The Jamaica Gleaner has criticised Trinidad and Tobago Prime Minister Kamla Persad-Bissessar for her government’s approach to the US naval build-up in the southern Caribbean and its threat of military action against Venezuela.
In an editorial published Monday, the newspaper described it as “not clear what the Trinidad and Tobago government intended to signal by reserving its position” on CARICOM’s declaration that the region should remain a zone of peace. CARICOM had reaffirmed “the importance of dialogue and engagement towards the peaceful resolution of disputes and conflict” and expressed support for “the territorial integrity of countries in the region” and the right of citizens “to pursue their livelihoods in safety.”

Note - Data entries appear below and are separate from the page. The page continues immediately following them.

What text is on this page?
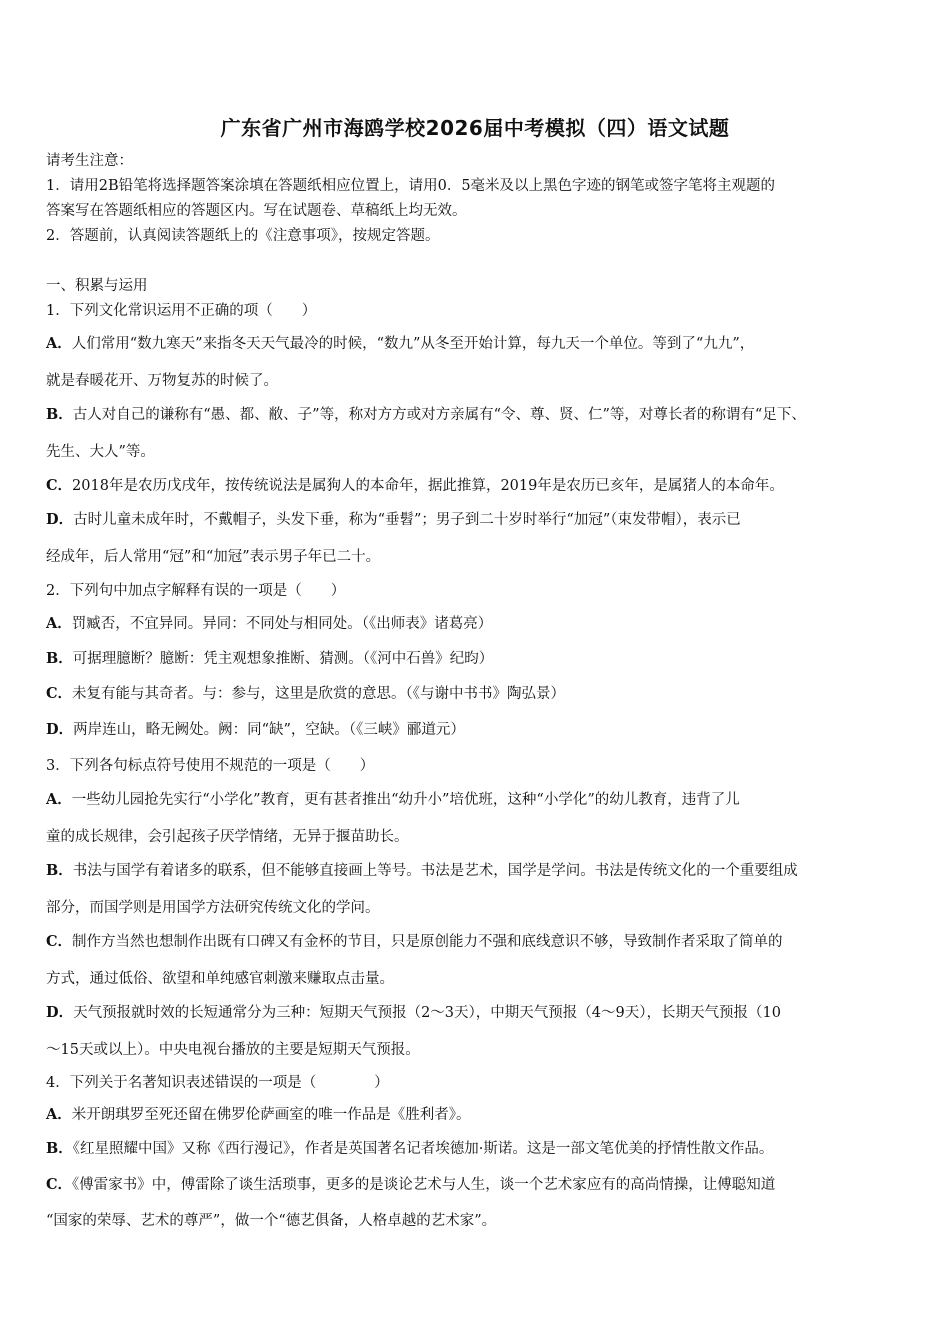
广东省广州市海鸥学校2026届中考模拟（四）语文试题
请考生注意：
1．请用2B铅笔将选择题答案涂填在答题纸相应位置上，请用0．5毫米及以上黑色字迹的钢笔或签字笔将主观题的
答案写在答题纸相应的答题区内。写在试题卷、草稿纸上均无效。
2．答题前，认真阅读答题纸上的《注意事项》，按规定答题。
一、积累与运用
1．下列文化常识运用不正确的项（　　）
A．人们常用“数九寒天”来指冬天天气最冷的时候，“数九”从冬至开始计算，每九天一个单位。等到了“九九”，
就是春暖花开、万物复苏的时候了。
B．古人对自己的谦称有“愚、都、敝、子”等，称对方方或对方亲属有“令、尊、贤、仁”等，对尊长者的称谓有“足下、
先生、大人”等。
C．2018年是农历戊戌年，按传统说法是属狗人的本命年，据此推算，2019年是农历已亥年，是属猪人的本命年。
D．古时儿童未成年时，不戴帽子，头发下垂，称为“垂髫”；男子到二十岁时举行“加冠”（束发带帽），表示已
经成年，后人常用“冠”和“加冠”表示男子年已二十。
2．下列句中加点字解释有误的一项是（　　）
A．罚臧否，不宜异同。异同：不同处与相同处。（《出师表》诸葛亮）
B．可据理臆断？臆断：凭主观想象推断、猜测。（《河中石兽》纪昀）
C．未复有能与其奇者。与：参与，这里是欣赏的意思。（《与谢中书书》陶弘景）
D．两岸连山，略无阙处。阙：同“缺”，空缺。（《三峡》郦道元）
3．下列各句标点符号使用不规范的一项是（　　）
A．一些幼儿园抢先实行“小学化”教育，更有甚者推出“幼升小”培优班，这种“小学化”的幼儿教育，违背了儿
童的成长规律，会引起孩子厌学情绪，无异于揠苗助长。
B．书法与国学有着诸多的联系，但不能够直接画上等号。书法是艺术，国学是学问。书法是传统文化的一个重要组成
部分，而国学则是用国学方法研究传统文化的学问。
C．制作方当然也想制作出既有口碑又有金杯的节目，只是原创能力不强和底线意识不够，导致制作者采取了简单的
方式，通过低俗、欲望和单纯感官刺激来赚取点击量。
D．天气预报就时效的长短通常分为三种：短期天气预报（2～3天），中期天气预报（4～9天），长期天气预报（10
～15天或以上）。中央电视台播放的主要是短期天气预报。
4．下列关于名著知识表述错误的一项是（　　　　）
A．米开朗琪罗至死还留在佛罗伦萨画室的唯一作品是《胜利者》。
B．《红星照耀中国》又称《西行漫记》，作者是英国著名记者埃德加·斯诺。这是一部文笔优美的抒情性散文作品。
C．《傅雷家书》中，傅雷除了谈生活琐事，更多的是谈论艺术与人生，谈一个艺术家应有的高尚情操，让傅聪知道
“国家的荣辱、艺术的尊严”，做一个“德艺俱备，人格卓越的艺术家”。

The Gleaner highlighted that while CARICOM’s position applied to disputes such as Venezuela’s claim over western Guyana, it also provided lessons for the US–Venezuela tensions. The editorial noted that CARICOM’s statement did not explicitly address Washington’s request for Antigua and Barbuda and Grenada to host satellite listening posts to support US operations. It warned that such a request could “erode the CARICOM ideal of non-alignment and of the Caribbean as a zone of peace,” potentially making the countries hosting the facilities complicit in hostilities.
The newspaper also criticised Persad-Bissessar’s earlier comments, saying she had given “full-throated support to the Americans, urging the United States to kill the alleged drug smugglers ‘violently’” and called the Caribbean as a zone of peace a “false ideal.”

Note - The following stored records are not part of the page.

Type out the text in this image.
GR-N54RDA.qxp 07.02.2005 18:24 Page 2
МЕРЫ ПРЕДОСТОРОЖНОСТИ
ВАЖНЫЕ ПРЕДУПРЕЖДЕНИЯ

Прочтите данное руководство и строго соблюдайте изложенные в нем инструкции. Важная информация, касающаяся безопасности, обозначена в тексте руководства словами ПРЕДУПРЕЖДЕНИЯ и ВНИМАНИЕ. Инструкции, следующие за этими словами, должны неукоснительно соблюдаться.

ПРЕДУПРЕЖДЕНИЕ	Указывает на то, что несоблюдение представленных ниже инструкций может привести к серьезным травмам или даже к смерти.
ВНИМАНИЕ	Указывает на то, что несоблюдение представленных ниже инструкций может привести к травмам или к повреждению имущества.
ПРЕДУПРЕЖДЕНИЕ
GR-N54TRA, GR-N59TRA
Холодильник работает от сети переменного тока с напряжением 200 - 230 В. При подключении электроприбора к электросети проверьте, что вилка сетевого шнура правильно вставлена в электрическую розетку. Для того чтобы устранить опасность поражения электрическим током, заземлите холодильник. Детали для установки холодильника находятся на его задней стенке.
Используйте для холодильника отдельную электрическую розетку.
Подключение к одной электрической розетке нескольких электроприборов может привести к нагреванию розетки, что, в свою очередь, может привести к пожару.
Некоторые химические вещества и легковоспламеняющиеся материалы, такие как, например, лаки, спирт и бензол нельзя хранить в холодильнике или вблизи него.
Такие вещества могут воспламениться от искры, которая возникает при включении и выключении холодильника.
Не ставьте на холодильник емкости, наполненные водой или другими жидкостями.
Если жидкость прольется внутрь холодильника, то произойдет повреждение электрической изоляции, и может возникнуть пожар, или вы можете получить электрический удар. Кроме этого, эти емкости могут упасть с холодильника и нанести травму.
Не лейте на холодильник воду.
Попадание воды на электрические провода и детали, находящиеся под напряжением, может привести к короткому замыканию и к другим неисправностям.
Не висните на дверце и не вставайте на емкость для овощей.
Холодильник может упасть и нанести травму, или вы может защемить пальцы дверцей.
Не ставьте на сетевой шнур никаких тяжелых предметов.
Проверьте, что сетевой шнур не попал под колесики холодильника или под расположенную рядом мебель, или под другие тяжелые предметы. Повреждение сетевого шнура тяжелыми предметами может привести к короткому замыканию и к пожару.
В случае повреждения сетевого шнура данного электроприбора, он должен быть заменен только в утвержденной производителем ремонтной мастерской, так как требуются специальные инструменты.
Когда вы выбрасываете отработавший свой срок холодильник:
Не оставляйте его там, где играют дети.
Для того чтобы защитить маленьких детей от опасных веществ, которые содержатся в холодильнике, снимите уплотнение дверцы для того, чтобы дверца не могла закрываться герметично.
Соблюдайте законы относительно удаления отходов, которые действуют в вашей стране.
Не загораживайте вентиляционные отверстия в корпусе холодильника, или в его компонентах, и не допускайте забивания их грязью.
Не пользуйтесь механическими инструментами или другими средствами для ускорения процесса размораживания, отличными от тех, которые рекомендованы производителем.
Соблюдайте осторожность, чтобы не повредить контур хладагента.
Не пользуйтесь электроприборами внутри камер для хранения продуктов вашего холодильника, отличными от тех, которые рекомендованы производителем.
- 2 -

The editorial added that fears have grown, even in Jamaica, after reports that two Trinidadian fishermen were among those killed in US operations.

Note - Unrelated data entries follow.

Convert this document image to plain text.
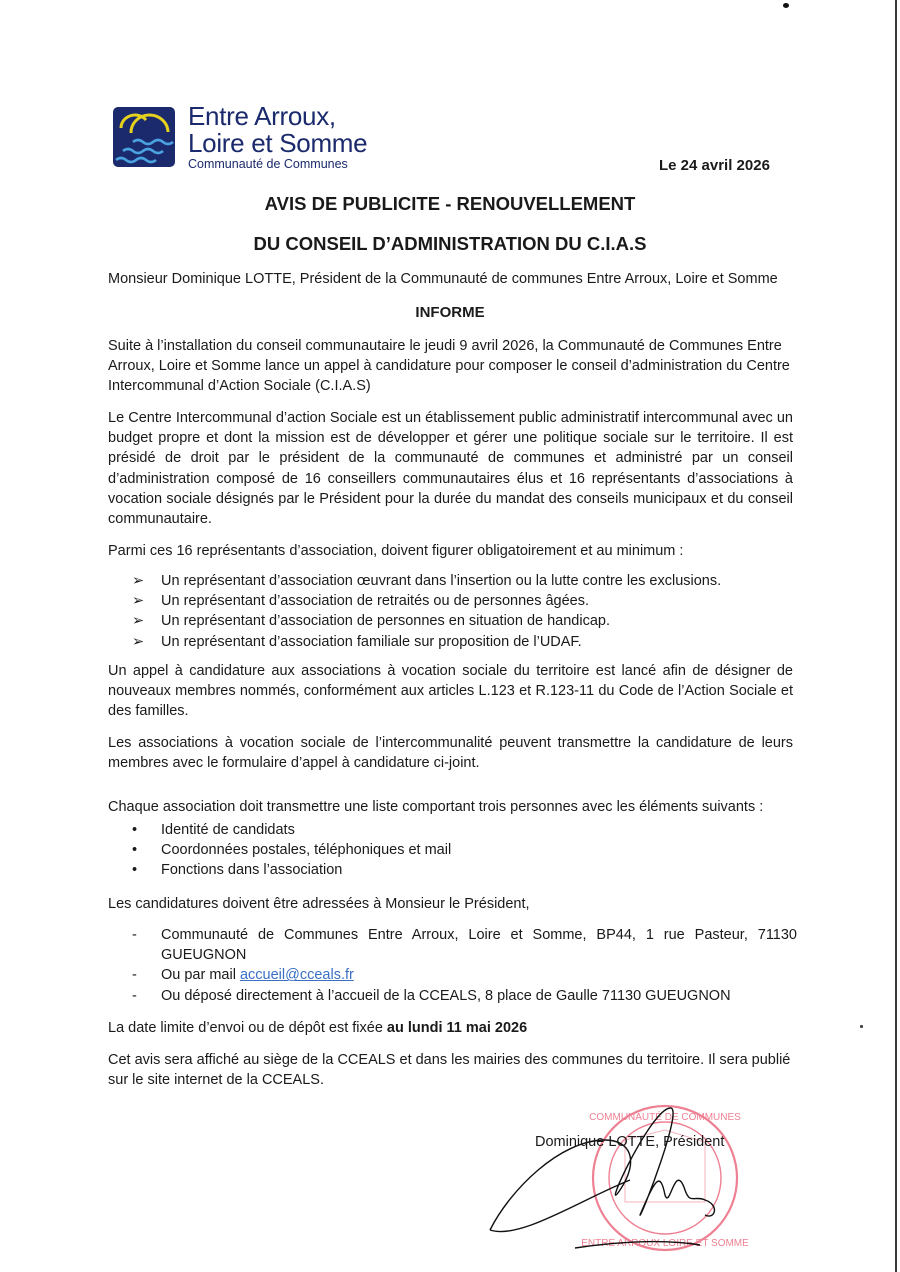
Entre Arroux,
Loire et Somme
Communauté de Communes	Le 24 avril 2026
AVIS DE PUBLICITE - RENOUVELLEMENT
DU CONSEIL D’ADMINISTRATION DU C.I.A.S
Monsieur Dominique LOTTE, Président de la Communauté de communes Entre Arroux, Loire et Somme
INFORME
Suite à l’installation du conseil communautaire le jeudi 9 avril 2026, la Communauté de Communes Entre Arroux, Loire et Somme lance un appel à candidature pour composer le conseil d’administration du Centre Intercommunal d’Action Sociale (C.I.A.S)
Le Centre Intercommunal d’action Sociale est un établissement public administratif intercommunal avec un budget propre et dont la mission est de développer et gérer une politique sociale sur le territoire. Il est présidé de droit par le président de la communauté de communes et administré par un conseil d’administration composé de 16 conseillers communautaires élus et 16 représentants d’associations à vocation sociale désignés par le Président pour la durée du mandat des conseils municipaux et du conseil communautaire.
Parmi ces 16 représentants d’association, doivent figurer obligatoirement et au minimum :
➢	Un représentant d’association œuvrant dans l’insertion ou la lutte contre les exclusions.
➢	Un représentant d’association de retraités ou de personnes âgées.
➢	Un représentant d’association de personnes en situation de handicap.
➢	Un représentant d’association familiale sur proposition de l’UDAF.
Un appel à candidature aux associations à vocation sociale du territoire est lancé afin de désigner de nouveaux membres nommés, conformément aux articles L.123 et R.123-11 du Code de l’Action Sociale et des familles.
Les associations à vocation sociale de l’intercommunalité peuvent transmettre la candidature de leurs membres avec le formulaire d’appel à candidature ci-joint.
Chaque association doit transmettre une liste comportant trois personnes avec les éléments suivants :
•	Identité de candidats
•	Coordonnées postales, téléphoniques et mail
•	Fonctions dans l’association
Les candidatures doivent être adressées à Monsieur le Président,
-	Communauté de Communes Entre Arroux, Loire et Somme, BP44, 1 rue Pasteur, 71130 GUEUGNON
-	Ou par mail accueil@cceals.fr
-	Ou déposé directement à l’accueil de la CCEALS, 8 place de Gaulle 71130 GUEUGNON
La date limite d’envoi ou de dépôt est fixée au lundi 11 mai 2026
Cet avis sera affiché au siège de la CCEALS et dans les mairies des communes du territoire. Il sera publié sur le site internet de la CCEALS.
COMMUNAUTÉ DE COMMUNES
ENTRE ARROUX LOIRE ET SOMME
Dominique LOTTE, Président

By contrast, Jamaica’s Prime Minister Andrew Holness, the Gleaner noted, has promoted a “global war” on gangs but qualified that any action should follow international law and be conducted “in coordination and collaboration” with regional countries, aligning with CARICOM’s position. CARICOM, the editorial said, “underscored that efforts to overcome these challenges should be through ongoing international cooperation and within international law.”
"It is difficult to understand what was so difficult in these concepts for the government of Trinidad and Tobago to understand that it reserved its position on the CARICOM declaration," the editorial read. "Perhaps clarity being awaited by Port of Spain is a few more Trinidad and Tobago citizens being killed without due process. What Mrs. Persad-Bissessar should appreciate, though, is that spirited talk doesn’t make her strong. Or even appear so."